Zao – ‘The Well-Intentioned Virus’

By James Lee

Legendary. It’s a word that carries a lot of weight, and one that often gets thrown around without real due cause. Plenty of artists over the years have been dubbed ‘legends’ simply by having been around for a long time, or for amassing a hefty back-catalogue. However, longevity alone should not be enough to merit the bearing of such a moniker – to truly be considered a ‘legendary’ act, there has to be something more to a legacy, something storied and almost mythical. As individuals and as musicians, there should be something indescribably special and unique that sets them apart from their peers. When Solid State Records released a ‘best-of’ Zao album in 2003, they chose to call it ‘Legendary’. That they were able to do this so unapologetically and without irony is testament to the power the band have exerted in their two decades laying waste to the heavy music scene. If any metalcore act has earned the right to be described in such reverent terms, it is Zao.

‘The Well-Intentioned Virus’ is an album many of us never thought would see the light of day. Zao’s entire history has been littered with extended hiatuses, turbulent line-up shifts and bitter breakups, so the notion of any new music from the band is always (and rightfully) met with intense appreciation and excitement, as it’s never really clear if this might be the last we ever hear of them. Zao surprised many last year by appearing out of the void with the ‘Xenophobe/Fear Itself’ 7”, the first release from the band’s new self-run label, Observed/Observer. Those two songs were the first we’d heard from the band since 2009’s ‘Awake?’, both immediately quelling any fears that Zao might have lost their touch in the years since they parted. The mere existence of the single immediately started furious whispers of a new full length record from the band, and here we are a little under a year and a half later with the fruit of those whispers.

Not only is this the first Zao album in 7 years, it’s also the first since 2004’s groundbreaking ‘The Funeral Of God’ to feature long-time guitar player Russ Cogdell, back in his rightful place alongside the line-up that wrote and recorded both ‘Awake?’ and 2006’s ‘The Fear Is What Keeps Us Here’ – longtime members Dan Weyandt (vocals) and Scott Mellinger (guitar), along with Marty Lunn (bass) and Jeff Gretz (also of From Autumn To Ashes) on drums. It’s clear from the very first track, ‘The Weeping Vessel’, that Cogdell has slipped back into the band seamlessly, its ominous guitar intro giving way to rolling waves of colossal riffs that sit among some of the band’s best. Though the band’s last two records were strong and certainly worthy entries into their discography, Zao work better as a two-guitar band, Cogdell and Mellinger weaving around each other to create a dense tapestry of atmospherics that was lost a little with Mellinger as the sole six-stringer. Songs like ‘Jinba Ittai’ display scorching examples of the pair’s harmonic interplay, riffs stacking on top of each other to create powerful walls of sonic fury.

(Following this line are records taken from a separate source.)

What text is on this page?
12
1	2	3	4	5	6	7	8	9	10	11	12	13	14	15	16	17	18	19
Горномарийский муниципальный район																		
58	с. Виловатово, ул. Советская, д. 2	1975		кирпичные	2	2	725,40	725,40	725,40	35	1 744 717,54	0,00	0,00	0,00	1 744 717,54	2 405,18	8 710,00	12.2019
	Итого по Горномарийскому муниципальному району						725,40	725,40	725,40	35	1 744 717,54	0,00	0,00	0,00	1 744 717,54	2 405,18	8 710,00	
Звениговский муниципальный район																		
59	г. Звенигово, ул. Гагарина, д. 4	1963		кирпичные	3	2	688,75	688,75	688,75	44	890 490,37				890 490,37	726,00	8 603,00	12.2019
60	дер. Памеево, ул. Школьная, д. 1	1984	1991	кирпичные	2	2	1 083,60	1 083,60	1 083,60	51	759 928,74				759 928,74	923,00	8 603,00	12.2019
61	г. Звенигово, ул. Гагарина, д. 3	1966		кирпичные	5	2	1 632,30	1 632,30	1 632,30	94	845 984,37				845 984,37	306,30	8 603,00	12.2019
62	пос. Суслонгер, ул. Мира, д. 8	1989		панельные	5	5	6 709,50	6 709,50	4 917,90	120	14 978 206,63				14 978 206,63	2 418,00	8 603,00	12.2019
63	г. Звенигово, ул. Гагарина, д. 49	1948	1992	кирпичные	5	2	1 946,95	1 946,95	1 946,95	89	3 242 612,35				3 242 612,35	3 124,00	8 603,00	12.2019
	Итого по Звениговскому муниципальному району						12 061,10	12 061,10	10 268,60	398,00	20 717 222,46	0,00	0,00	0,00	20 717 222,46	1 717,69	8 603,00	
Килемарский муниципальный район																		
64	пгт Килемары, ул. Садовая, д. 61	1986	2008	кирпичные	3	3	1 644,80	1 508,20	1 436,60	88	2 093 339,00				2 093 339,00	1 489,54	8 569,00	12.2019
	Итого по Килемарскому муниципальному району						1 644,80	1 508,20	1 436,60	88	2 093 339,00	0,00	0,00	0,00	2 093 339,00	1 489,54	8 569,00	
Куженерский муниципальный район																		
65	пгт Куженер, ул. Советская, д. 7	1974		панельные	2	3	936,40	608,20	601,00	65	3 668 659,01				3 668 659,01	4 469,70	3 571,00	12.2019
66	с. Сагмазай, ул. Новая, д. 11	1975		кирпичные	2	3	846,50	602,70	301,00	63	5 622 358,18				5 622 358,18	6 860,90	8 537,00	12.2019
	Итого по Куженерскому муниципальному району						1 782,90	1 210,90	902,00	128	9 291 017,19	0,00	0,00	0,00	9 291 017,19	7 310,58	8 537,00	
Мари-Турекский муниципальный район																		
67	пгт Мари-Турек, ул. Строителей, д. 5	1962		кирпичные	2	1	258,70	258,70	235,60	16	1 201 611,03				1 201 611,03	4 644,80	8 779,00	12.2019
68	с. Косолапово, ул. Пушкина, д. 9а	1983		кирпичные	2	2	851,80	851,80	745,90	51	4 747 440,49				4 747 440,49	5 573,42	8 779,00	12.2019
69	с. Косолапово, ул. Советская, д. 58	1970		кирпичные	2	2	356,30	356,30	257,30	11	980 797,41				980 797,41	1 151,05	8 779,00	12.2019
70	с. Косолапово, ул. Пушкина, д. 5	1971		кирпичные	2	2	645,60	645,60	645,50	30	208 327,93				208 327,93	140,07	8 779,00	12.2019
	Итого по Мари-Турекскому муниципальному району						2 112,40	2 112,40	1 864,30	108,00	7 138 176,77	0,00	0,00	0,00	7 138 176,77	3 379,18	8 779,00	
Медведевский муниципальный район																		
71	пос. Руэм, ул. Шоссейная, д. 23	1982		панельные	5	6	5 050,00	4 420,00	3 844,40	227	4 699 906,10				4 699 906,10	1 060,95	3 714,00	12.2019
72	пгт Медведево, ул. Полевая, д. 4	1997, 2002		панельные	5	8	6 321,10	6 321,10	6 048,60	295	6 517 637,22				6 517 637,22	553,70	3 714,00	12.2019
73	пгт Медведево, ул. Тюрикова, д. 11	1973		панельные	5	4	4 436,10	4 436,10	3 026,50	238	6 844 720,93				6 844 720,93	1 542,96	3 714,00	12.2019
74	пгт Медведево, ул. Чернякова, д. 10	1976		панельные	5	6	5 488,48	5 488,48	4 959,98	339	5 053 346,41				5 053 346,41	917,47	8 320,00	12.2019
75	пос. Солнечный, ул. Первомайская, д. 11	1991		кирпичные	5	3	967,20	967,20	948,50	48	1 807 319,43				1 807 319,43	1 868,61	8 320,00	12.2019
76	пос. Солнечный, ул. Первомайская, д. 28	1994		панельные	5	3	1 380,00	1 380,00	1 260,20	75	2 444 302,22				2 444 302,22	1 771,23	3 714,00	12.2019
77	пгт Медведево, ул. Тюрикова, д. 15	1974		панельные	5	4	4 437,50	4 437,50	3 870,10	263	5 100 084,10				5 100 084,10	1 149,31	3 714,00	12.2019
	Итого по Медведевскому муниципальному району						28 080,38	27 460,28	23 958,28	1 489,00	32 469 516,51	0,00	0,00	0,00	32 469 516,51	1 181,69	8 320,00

Arguably Zao’s strongest asset though has always been Daniel Weyandt, a man whose thoughtful and poetic lyrics moved the band gradually further and further away from their Christian ministry-based roots and into something much darker and more personal, and whose emotional intensity is only matched by the thunderous rasp of his voice. Whilst most hardcore singers were still barking like angry dogs, Weyandt brought an almost death metal-tinged scream that completely changed not only Zao’s sound, but in many ways metalcore as a genre. It gave them a dark and menacing edge that was devastating in 1998, and in 2016 is still a force of nature. ‘The Well-Intentioned Virus’ is Weyandt’s album in many ways, his lyrics and performance elevating everything around it, its jagged edges making the most serrated of riffs seem even more savage.

‘The Well-Intentioned Virus’ is also arguably the nastiest and most vicious sounding record of Zao’s career. Whilst some acts return after extended breaks with a mellowed attitude, Zao appear to have only embraced their anger even more, crafting a sometimes frighteningly intense listening experience, even down to the production work. Sonically it sits somewhere between the relative polish of ‘The Funeral Of God’ and the stripped-down roughness of ‘The Fear Is What Keeps Us Here’. Whilst never sounding quite as raw as Steve Albini’s work on the latter, it retains that album’s nervous buzz, which only acts to heighten the furious bite of tracks like ‘A Well-Intentioned Virus’ and a slightly reworked version of ‘Xenophobe’.

Up until 18 months ago the world thought it had heard the last of Zao, though we could all rest easy knowing that they disappeared having left behind a sometimes flawed but always intriguing discography that would ensure they’d be forever remembered as one of the greatest and most important metal/hardcore bands of all time. Today, Zao have proven that they are no mere nostalgia act, and that they have as much to say both verbally and musically today as they did twenty years ago. ‘The Well-Intentioned Virus’ is miraculous simply for existing, so for it to be this heart-stoppingly good is more than we deserve, and for that Zao deserve our praise. Truly, truly, let’s hope this is not the end.